L’historien Mohamed El Korso à Horizons : «Ce sont les prémices du 1er Novembre»

La commémoration du 76e anniversaire des événements du 8 Mai 1945, durant lesquels plus de 45.000 Algériens sont morts, vient rappeler la brutalité de la répression de l’administration coloniale que la France officielle refuse toujours de reconnaître. L’historien et fervent défenseur des principes de la Fondation du 8 Mai 1945, Mohamed El Korso, revient, dans cet entretien, sur la portée de cette date historique, la question des archives et le rapport de Benjamin Stora.

Les événements du 8 Mai 1945 demeurent une tache noire pour la France. Que doit-on retenir de cette journée ?

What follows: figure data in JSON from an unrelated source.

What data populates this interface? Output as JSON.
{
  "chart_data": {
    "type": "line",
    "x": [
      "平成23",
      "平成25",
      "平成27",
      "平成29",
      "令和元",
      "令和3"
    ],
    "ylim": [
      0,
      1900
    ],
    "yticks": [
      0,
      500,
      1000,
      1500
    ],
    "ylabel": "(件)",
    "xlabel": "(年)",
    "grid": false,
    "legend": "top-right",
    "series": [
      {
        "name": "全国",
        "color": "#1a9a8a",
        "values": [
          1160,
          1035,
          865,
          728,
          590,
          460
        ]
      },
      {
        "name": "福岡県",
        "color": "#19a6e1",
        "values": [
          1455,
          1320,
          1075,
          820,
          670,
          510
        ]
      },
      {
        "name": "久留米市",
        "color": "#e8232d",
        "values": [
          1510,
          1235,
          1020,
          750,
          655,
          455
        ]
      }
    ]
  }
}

Le 8 Mai 1945 représente un sursaut extraordinaire de la population algérienne contre l’ordre colonial. Celle-ci s’est mobilisée autour des principes d’une Constitution qui garantit la paix et l’égalité pour tous les Algériens et du droit des partis politiques à une participation effective au gouvernement de leur pays. A l’époque, revendiquer le droit à la liberté, à l’égalité, de s’autogérer et de disposer de son avenir est un acte révolutionnaire. Ce qui se passe actuellement sur la scène nationale est un sursaut de l’Algérie avec la perspective de voir plus d’importance accordée à l’élite et à la transparence dans la gouvernance du pays.
Pensez-vous que tout a été dit et écrit sur ces événements ?
Non, pas du tout. Il y a eu des écrits de valeur sur ces manifestations et l’ampleur de la répression sanglante de la France coloniale. Mais cela reste insuffisant, d’autant plus qu’il existe deux éléments fondamentaux qui n’ont toujours pas été analysés dans le détail. D’abord, les archives françaises qui regorgent de milliers de documents qui évoquent cette période, dont certaines sont ouvertes aux chercheurs puisque je les ai moi-même consultées. Par contre, d’autres sont mises de côté, car elles criminalisent, sans doute, les autorités coloniales et la gestion des manifestations du 8 Mai 1945, à l’origine pacifiques. Le second élément concerne les archives algériennes qui doivent être mises à la disposition des chercheurs, d’autant plus que nous sommes en phase de renouveler notre perception de ces événements dont on n’a pas fait de lecture historiographique. Nous avons écrit sur le déroulement de la manifestation, les crimes et ceux qui étaient derrière. Mais la présence du général De Gaulle à deux périodes différentes, à savoir le 8 mai 1945 et après son retour au pouvoir en 1958, n’a pas été abordée par les historiens de manière plus explicite afin de mieux comprendre ces événements et déterminer les responsabilités historiques. Nous avons besoin de renouveler notre perception et notre lecture et de s’interroger sur le mouvement lui-même qui avait préparé le terrain pour le 1er Novembre 1954. Les événements du 8 Mai 45, fortement symboliques, étaient une sorte de répétition pour le déclenchement du 1er novembre.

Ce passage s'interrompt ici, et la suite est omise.